Imagine. To have done dark and terrible deeds and to have them exposed. To lose one’s job and livelihood overnight—and forever. To have it be the case that the deeds require something like vocational capital punishment in the field in which you work—molding the minds of children. The shock, the realization that what you thought hidden is now in plain sight. To hear the words “Thou art the man!” (2 Sam.12:7)
The ultimate moment of testing.
Dishearteningly, if you read my Wednesday newsletter, you might remember that this week a young man failed the test. He responded, “I am not the man!” But he was, in fact, the man. And I do not write this to pile on his misery. I write this to encourage all of us—you and me included—to remember something it is so easy to forget. An obvious thing that we forget.

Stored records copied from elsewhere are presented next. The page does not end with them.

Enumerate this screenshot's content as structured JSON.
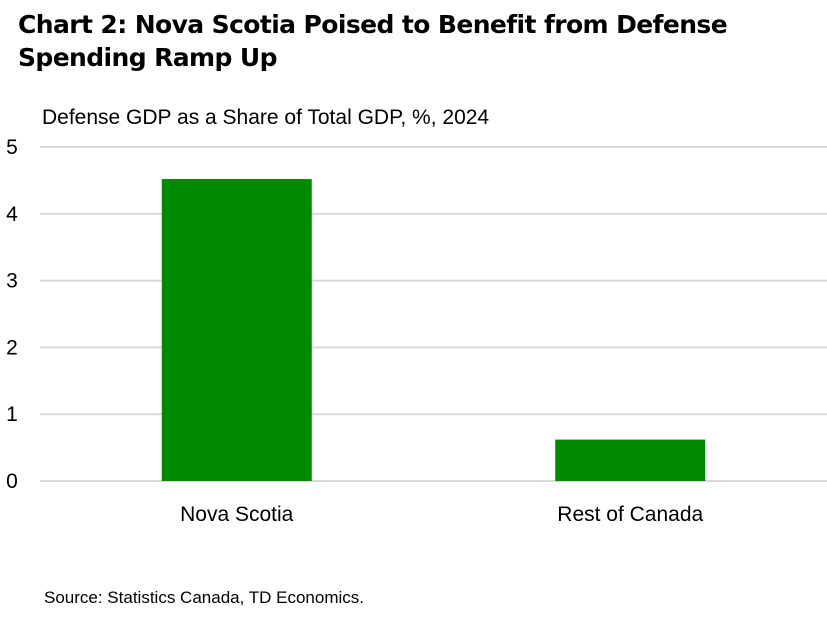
{
  "chart_data": {
    "type": "bar",
    "title": "Chart 2: Nova Scotia Poised to Benefit from Defense Spending Ramp Up",
    "subtitle": "Defense GDP as a Share of Total GDP, %, 2024",
    "categories": [
      "Nova Scotia",
      "Rest of Canada"
    ],
    "values": [
      4.52,
      0.62
    ],
    "xlabel": "",
    "ylabel": "",
    "ylim": [
      0,
      5
    ],
    "yticks": [
      "0",
      "1",
      "2",
      "3",
      "4",
      "5"
    ],
    "grid": true,
    "legend": "none",
    "bar_color": "#008a00",
    "grid_color": "#d9d9d9"
  },
  "source": "Source: Statistics Canada, TD Economics."
}
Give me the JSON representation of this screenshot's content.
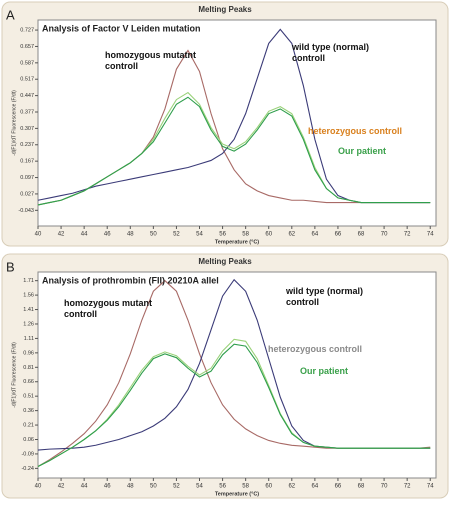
{
  "chart_data": [
    {
      "type": "line",
      "panel_label": "A",
      "header": "Melting Peaks",
      "title": "Analysis of Factor V Leiden mutation",
      "xlabel": "Temperature (°C)",
      "ylabel": "-d(F1)/dT Fluorescence (F/dt)",
      "x": [
        40,
        41,
        42,
        43,
        44,
        45,
        46,
        47,
        48,
        49,
        50,
        51,
        52,
        53,
        54,
        55,
        56,
        57,
        58,
        59,
        60,
        61,
        62,
        63,
        64,
        65,
        66,
        67,
        68,
        69,
        70,
        71,
        72,
        73,
        74
      ],
      "xlim": [
        40,
        74.5
      ],
      "xticks": [
        40,
        42,
        44,
        46,
        48,
        50,
        52,
        54,
        56,
        58,
        60,
        62,
        64,
        66,
        68,
        70,
        72,
        74
      ],
      "ylim": [
        -0.11,
        0.77
      ],
      "yticks": [
        -0.043,
        0.027,
        0.097,
        0.167,
        0.237,
        0.307,
        0.377,
        0.447,
        0.517,
        0.587,
        0.657,
        0.727
      ],
      "series": [
        {
          "name": "homozygous mutatnt controll",
          "color": "#a86a66",
          "label_color": "#111111",
          "values": [
            -0.02,
            -0.01,
            0,
            0.02,
            0.04,
            0.07,
            0.1,
            0.13,
            0.16,
            0.2,
            0.27,
            0.39,
            0.56,
            0.64,
            0.55,
            0.37,
            0.22,
            0.13,
            0.07,
            0.04,
            0.02,
            0.01,
            0,
            0,
            -0.005,
            -0.01,
            -0.01,
            -0.01,
            -0.01,
            -0.01,
            -0.01,
            -0.01,
            -0.01,
            -0.01,
            -0.01
          ]
        },
        {
          "name": "wild type (normal) controll",
          "color": "#3b3b78",
          "label_color": "#111111",
          "values": [
            0,
            0.01,
            0.02,
            0.03,
            0.045,
            0.06,
            0.07,
            0.08,
            0.09,
            0.1,
            0.11,
            0.12,
            0.13,
            0.14,
            0.155,
            0.17,
            0.2,
            0.26,
            0.37,
            0.52,
            0.67,
            0.73,
            0.67,
            0.49,
            0.26,
            0.09,
            0.02,
            0,
            -0.01,
            -0.01,
            -0.01,
            -0.01,
            -0.01,
            -0.01,
            -0.01
          ]
        },
        {
          "name": "heterozygous controll",
          "color": "#9ad27a",
          "label_color": "#d9801e",
          "values": [
            -0.02,
            -0.01,
            0,
            0.02,
            0.04,
            0.07,
            0.1,
            0.13,
            0.16,
            0.2,
            0.26,
            0.35,
            0.43,
            0.46,
            0.41,
            0.31,
            0.24,
            0.22,
            0.25,
            0.31,
            0.38,
            0.4,
            0.37,
            0.27,
            0.14,
            0.05,
            0.01,
            0,
            -0.01,
            -0.01,
            -0.01,
            -0.01,
            -0.01,
            -0.01,
            -0.01
          ]
        },
        {
          "name": "Our patient",
          "color": "#2f9e4c",
          "label_color": "#3aa04a",
          "values": [
            -0.02,
            -0.01,
            0,
            0.02,
            0.04,
            0.07,
            0.1,
            0.13,
            0.16,
            0.2,
            0.25,
            0.33,
            0.41,
            0.44,
            0.4,
            0.3,
            0.23,
            0.21,
            0.24,
            0.3,
            0.37,
            0.39,
            0.36,
            0.26,
            0.13,
            0.05,
            0.01,
            0,
            -0.01,
            -0.01,
            -0.01,
            -0.01,
            -0.01,
            -0.01,
            -0.01
          ]
        }
      ]
    },
    {
      "type": "line",
      "panel_label": "B",
      "header": "Melting Peaks",
      "title": "Analysis of prothrombin (FII) 20210A allel",
      "xlabel": "Temperature (°C)",
      "ylabel": "-d(F1)/dT Fluorescence (F/dt)",
      "x": [
        40,
        41,
        42,
        43,
        44,
        45,
        46,
        47,
        48,
        49,
        50,
        51,
        52,
        53,
        54,
        55,
        56,
        57,
        58,
        59,
        60,
        61,
        62,
        63,
        64,
        65,
        66,
        67,
        68,
        69,
        70,
        71,
        72,
        73,
        74
      ],
      "xlim": [
        40,
        74.5
      ],
      "xticks": [
        40,
        42,
        44,
        46,
        48,
        50,
        52,
        54,
        56,
        58,
        60,
        62,
        64,
        66,
        68,
        70,
        72,
        74
      ],
      "ylim": [
        -0.34,
        1.8
      ],
      "yticks": [
        1.71,
        1.56,
        1.41,
        1.26,
        1.11,
        0.96,
        0.81,
        0.66,
        0.51,
        0.36,
        0.21,
        0.06,
        -0.09,
        -0.24
      ],
      "series": [
        {
          "name": "homozygous mutant controll",
          "color": "#a86a66",
          "label_color": "#111111",
          "values": [
            -0.22,
            -0.15,
            -0.07,
            0.02,
            0.12,
            0.25,
            0.42,
            0.65,
            0.95,
            1.3,
            1.6,
            1.71,
            1.6,
            1.3,
            0.95,
            0.65,
            0.42,
            0.27,
            0.17,
            0.1,
            0.05,
            0.02,
            0,
            -0.01,
            -0.02,
            -0.03,
            -0.03,
            -0.03,
            -0.03,
            -0.03,
            -0.03,
            -0.03,
            -0.03,
            -0.03,
            -0.02
          ]
        },
        {
          "name": "wild type (normal) controll",
          "color": "#3b3b78",
          "label_color": "#111111",
          "values": [
            -0.05,
            -0.04,
            -0.035,
            -0.03,
            -0.02,
            0,
            0.03,
            0.06,
            0.1,
            0.14,
            0.2,
            0.28,
            0.4,
            0.58,
            0.85,
            1.2,
            1.55,
            1.72,
            1.6,
            1.3,
            0.9,
            0.5,
            0.2,
            0.05,
            -0.01,
            -0.02,
            -0.03,
            -0.03,
            -0.03,
            -0.03,
            -0.03,
            -0.03,
            -0.03,
            -0.03,
            -0.03
          ]
        },
        {
          "name": "heterozygous controll",
          "color": "#9ad27a",
          "label_color": "#8a8a8a",
          "values": [
            -0.22,
            -0.16,
            -0.09,
            -0.02,
            0.06,
            0.15,
            0.27,
            0.42,
            0.6,
            0.78,
            0.92,
            0.97,
            0.93,
            0.82,
            0.73,
            0.8,
            0.98,
            1.1,
            1.08,
            0.9,
            0.62,
            0.33,
            0.13,
            0.03,
            -0.01,
            -0.02,
            -0.03,
            -0.03,
            -0.03,
            -0.03,
            -0.03,
            -0.03,
            -0.03,
            -0.03,
            -0.03
          ]
        },
        {
          "name": "Our patient",
          "color": "#2f9e4c",
          "label_color": "#3aa04a",
          "values": [
            -0.22,
            -0.16,
            -0.09,
            -0.02,
            0.06,
            0.15,
            0.26,
            0.4,
            0.57,
            0.75,
            0.9,
            0.95,
            0.91,
            0.8,
            0.71,
            0.77,
            0.94,
            1.05,
            1.03,
            0.86,
            0.6,
            0.32,
            0.12,
            0.03,
            -0.01,
            -0.02,
            -0.03,
            -0.03,
            -0.03,
            -0.03,
            -0.03,
            -0.03,
            -0.03,
            -0.03,
            -0.03
          ]
        }
      ]
    }
  ]
}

It is so very like Lewis’s The Silver Chair, when Aslan tells Jill Pole all of the important signs to remember. He tells her that when she descends from the mountaintop into Narnia, the air is thicker down there and her head will get foggy. She will have trouble remembering the signs. We are like that, too. We know the good news of Jesus Christ. We know what it entails. And at the moment of testing, it is prone to simply slip our minds. And it is at this very moment, this crucible, that we see what Jesus meant when he said:
If anyone would come after me, he must deny himself and take up his cross and follow me. For whoever wants to save his life will lose it, but whoever loses his life for me will find it (Matt.16:24-25).

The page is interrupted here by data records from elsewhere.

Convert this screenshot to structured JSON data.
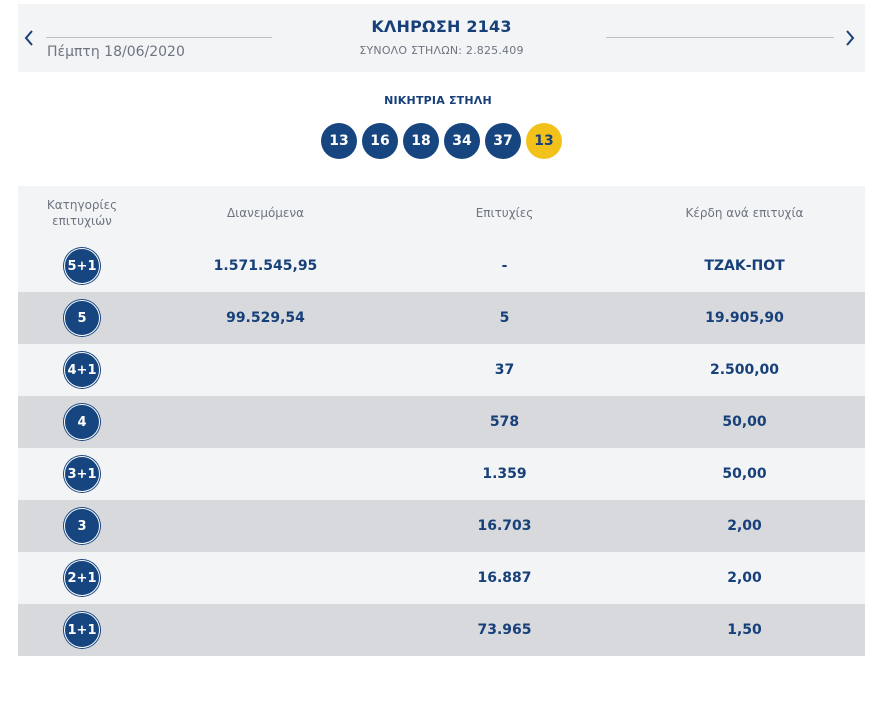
{
  "header": {
    "date": "Πέμπτη 18/06/2020",
    "title": "ΚΛΗΡΩΣΗ 2143",
    "subtitle": "ΣΥΝΟΛΟ ΣΤΗΛΩΝ: 2.825.409"
  },
  "winning": {
    "label": "ΝΙΚΗΤΡΙΑ ΣΤΗΛΗ",
    "numbers": [
      "13",
      "16",
      "18",
      "34",
      "37"
    ],
    "joker": "13"
  },
  "table": {
    "headers": {
      "category": [
        "Κατηγορίες",
        "επιτυχιών"
      ],
      "distributed": "Διανεμόμενα",
      "winners": "Επιτυχίες",
      "prize": "Κέρδη ανά επιτυχία"
    },
    "rows": [
      {
        "category": "5+1",
        "distributed": "1.571.545,95",
        "winners": "-",
        "prize": "ΤΖΑΚ-ΠΟΤ"
      },
      {
        "category": "5",
        "distributed": "99.529,54",
        "winners": "5",
        "prize": "19.905,90"
      },
      {
        "category": "4+1",
        "distributed": "",
        "winners": "37",
        "prize": "2.500,00"
      },
      {
        "category": "4",
        "distributed": "",
        "winners": "578",
        "prize": "50,00"
      },
      {
        "category": "3+1",
        "distributed": "",
        "winners": "1.359",
        "prize": "50,00"
      },
      {
        "category": "3",
        "distributed": "",
        "winners": "16.703",
        "prize": "2,00"
      },
      {
        "category": "2+1",
        "distributed": "",
        "winners": "16.887",
        "prize": "2,00"
      },
      {
        "category": "1+1",
        "distributed": "",
        "winners": "73.965",
        "prize": "1,50"
      }
    ]
  },
  "icons": {
    "prev": "chevron-left-icon",
    "next": "chevron-right-icon"
  },
  "colors": {
    "primary": "#16457f",
    "joker": "#f2c21a",
    "row_light": "#f3f4f5",
    "row_dark": "#d7d9dc",
    "muted_text": "#6d7580"
  }
}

Repentance is death. That is what it feels like. Even physically. We try to save our lives. If I own up to this, if people knew about this, then my life is over! Jesus says that there is only one way of saving your life. To deny yourself and to take up the instrument of crucifixion—that is: be slain.
“I am the man!”
That seems so impossible. And that is why, friends, we seem to live in a day and age in which nobody can ever seem to really apologize.
But that “be slain!” done for the sake of Christ, to acknowledge the truth of God’s evaluation of us, to repent in dust and ashes, to say “I am the man!” is the only way to life. Because the one who slays us with the truth about ourselves is the one who raises the dead and forgives sins. Did you hear that? FORGIVES SINS! Hallelujah! And he does so because HE was slain for those very sins.

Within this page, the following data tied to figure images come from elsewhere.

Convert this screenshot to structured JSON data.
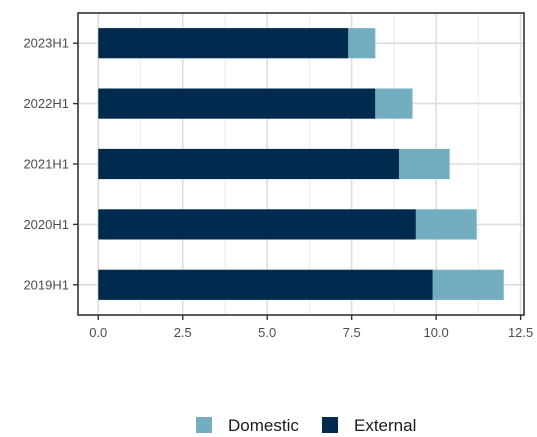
{
  "chart_data": {
    "type": "bar",
    "orientation": "horizontal",
    "stacked": true,
    "categories": [
      "2019H1",
      "2020H1",
      "2021H1",
      "2022H1",
      "2023H1"
    ],
    "series": [
      {
        "name": "External",
        "color": "#002b4f",
        "values": [
          9.9,
          9.4,
          8.9,
          8.2,
          7.4
        ]
      },
      {
        "name": "Domestic",
        "color": "#72aebf",
        "values": [
          2.1,
          1.8,
          1.5,
          1.1,
          0.8
        ]
      }
    ],
    "xlim": [
      -0.6,
      12.6
    ],
    "x_ticks": [
      "0.0",
      "2.5",
      "5.0",
      "7.5",
      "10.0",
      "12.5"
    ],
    "x_tick_values": [
      0,
      2.5,
      5,
      7.5,
      10,
      12.5
    ],
    "grid": true,
    "legend_position": "bottom",
    "legend_order": [
      "Domestic",
      "External"
    ],
    "xlabel": "",
    "ylabel": "",
    "title": ""
  }
}
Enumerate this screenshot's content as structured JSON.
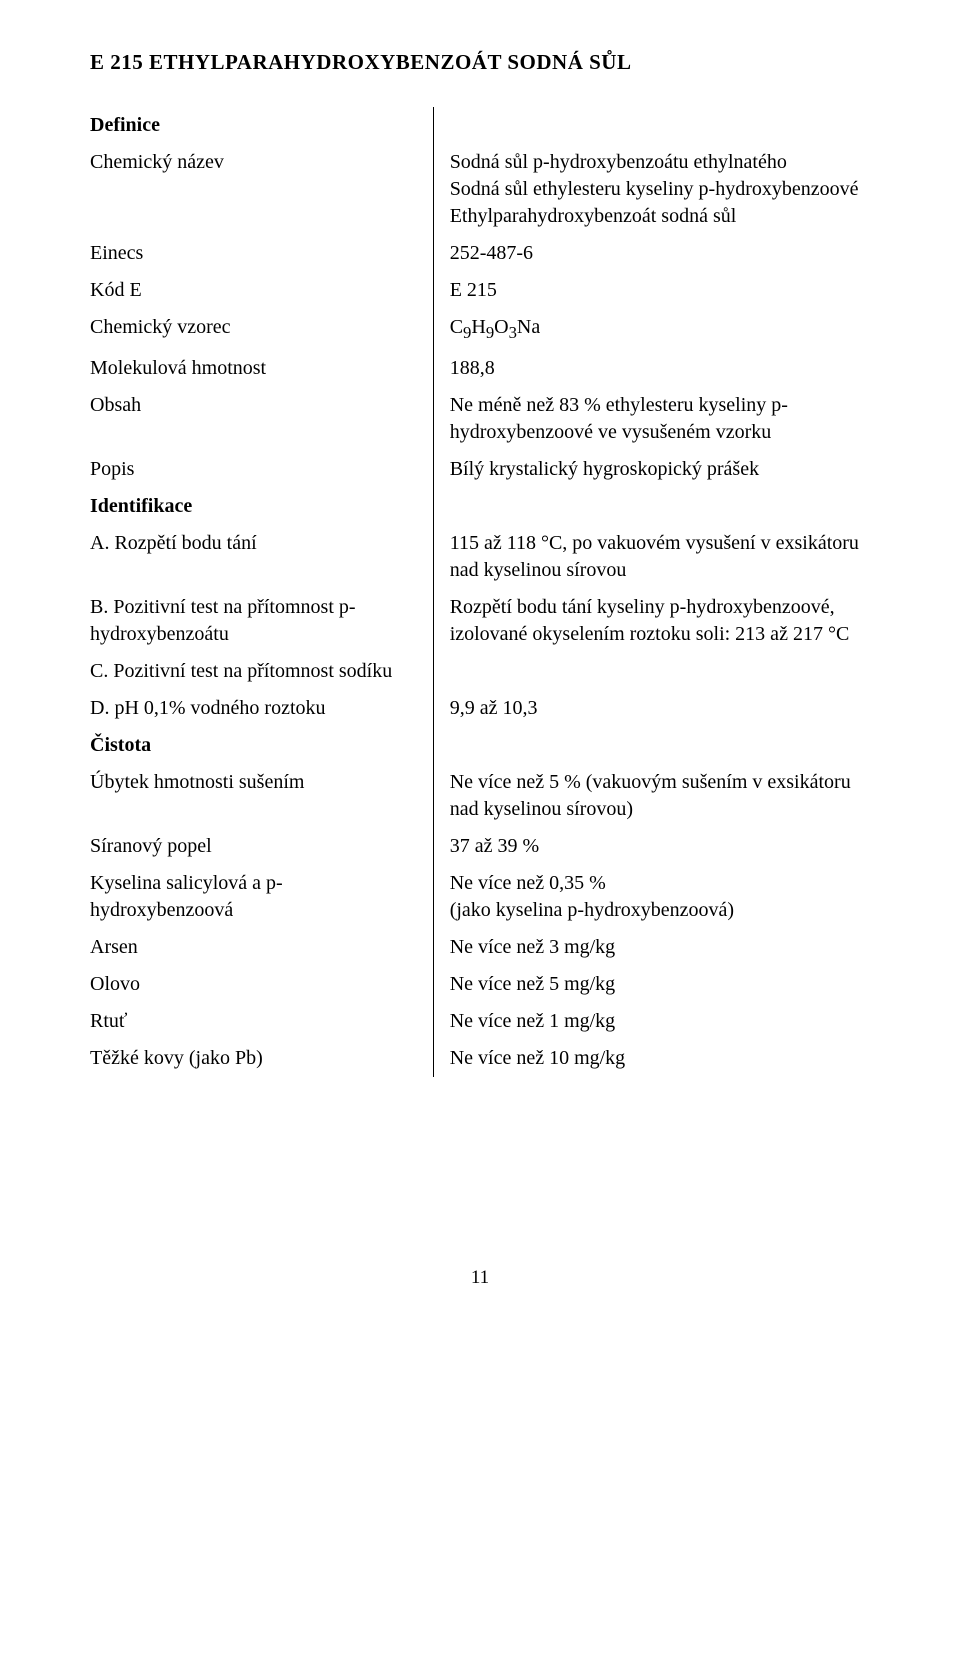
{
  "page": {
    "title": "E 215  ETHYLPARAHYDROXYBENZOÁT  SODNÁ  SŮL",
    "pageNumber": "11"
  },
  "sections": {
    "definice": "Definice",
    "identifikace": "Identifikace",
    "cistota": "Čistota"
  },
  "rows": {
    "chemName": {
      "l": "Chemický název",
      "r": "Sodná sůl p-hydroxybenzoátu ethylnatého\nSodná sůl ethylesteru kyseliny p-hydroxybenzoové\nEthylparahydroxybenzoát sodná sůl"
    },
    "einecs": {
      "l": "Einecs",
      "r": "252-487-6"
    },
    "kodE": {
      "l": "Kód E",
      "r": "E 215"
    },
    "vzorec": {
      "l": "Chemický vzorec",
      "r_html": "C<sub>9</sub>H<sub>9</sub>O<sub>3</sub>Na"
    },
    "mol": {
      "l": "Molekulová hmotnost",
      "r": "188,8"
    },
    "obsah": {
      "l": "Obsah",
      "r": "Ne méně než 83 % ethylesteru kyseliny p-hydroxybenzoové ve vysušeném vzorku"
    },
    "popis": {
      "l": "Popis",
      "r": "Bílý krystalický hygroskopický prášek"
    },
    "a": {
      "l": "A. Rozpětí bodu tání",
      "r": "115 až 118 °C, po vakuovém vysušení v exsikátoru nad kyselinou sírovou"
    },
    "b": {
      "l": "B. Pozitivní test na přítomnost p-hydroxybenzoátu",
      "r": "Rozpětí bodu tání kyseliny p-hydroxybenzoové, izolované okyselením roztoku soli: 213 až 217 °C"
    },
    "c": {
      "l": "C. Pozitivní test na přítomnost sodíku",
      "r": ""
    },
    "d": {
      "l": "D. pH 0,1% vodného roztoku",
      "r": "9,9 až 10,3"
    },
    "ubytek": {
      "l": "Úbytek hmotnosti sušením",
      "r": "Ne více než 5 % (vakuovým sušením v exsikátoru nad kyselinou sírovou)"
    },
    "siran": {
      "l": "Síranový popel",
      "r": "37 až 39 %"
    },
    "salic": {
      "l": "Kyselina salicylová a p-hydroxybenzoová",
      "r": "Ne více než 0,35 %\n(jako kyselina p-hydroxybenzoová)"
    },
    "arsen": {
      "l": "Arsen",
      "r": "Ne více než 3 mg/kg"
    },
    "olovo": {
      "l": "Olovo",
      "r": "Ne více než 5 mg/kg"
    },
    "rtut": {
      "l": "Rtuť",
      "r": "Ne více než 1 mg/kg"
    },
    "tezke": {
      "l": "Těžké kovy (jako Pb)",
      "r": "Ne více než 10 mg/kg"
    }
  }
}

Oh, it truly breaks my heart to hear the professing Christian say, “I am not the man!” when he is, in fact the man. Cast yourself on the mercy of God in Christ! The exposure of sin is so brutal, so “death-like,” his judgments are so severe; but they are a severe mercy. I hope that young man comes to know that this affair was not his condemnation, but God’s astounding mercy—to not let him go the way of damnation, but to mercy and glory.
I am typing this on my phone and traveling and do not have the time to pull up just now a passage from Herman Bavinck. It is on the final two pages of his section called “The Judgment of Sin” in Volume 3 of his Dogmatics. Paraphrased: He says it is a far better thing to fall into the hands of the living God than into the hands of men. Because when men judge, they do so harshly with no hope in their condemnation. But God is merciful when men are not. They would grind you down to nothing and treat you like an animal. But God is rich in mercy. He convicts not to “cancel” you, but to save you.
If you ever happen to be “the man!” acknowledge it and throw yourself upon the merciful one. It feels like death.
Take up your cross and lose your life. Because he raises the dead.
Thanks for reading this week! I hope you have a wonderful weekend.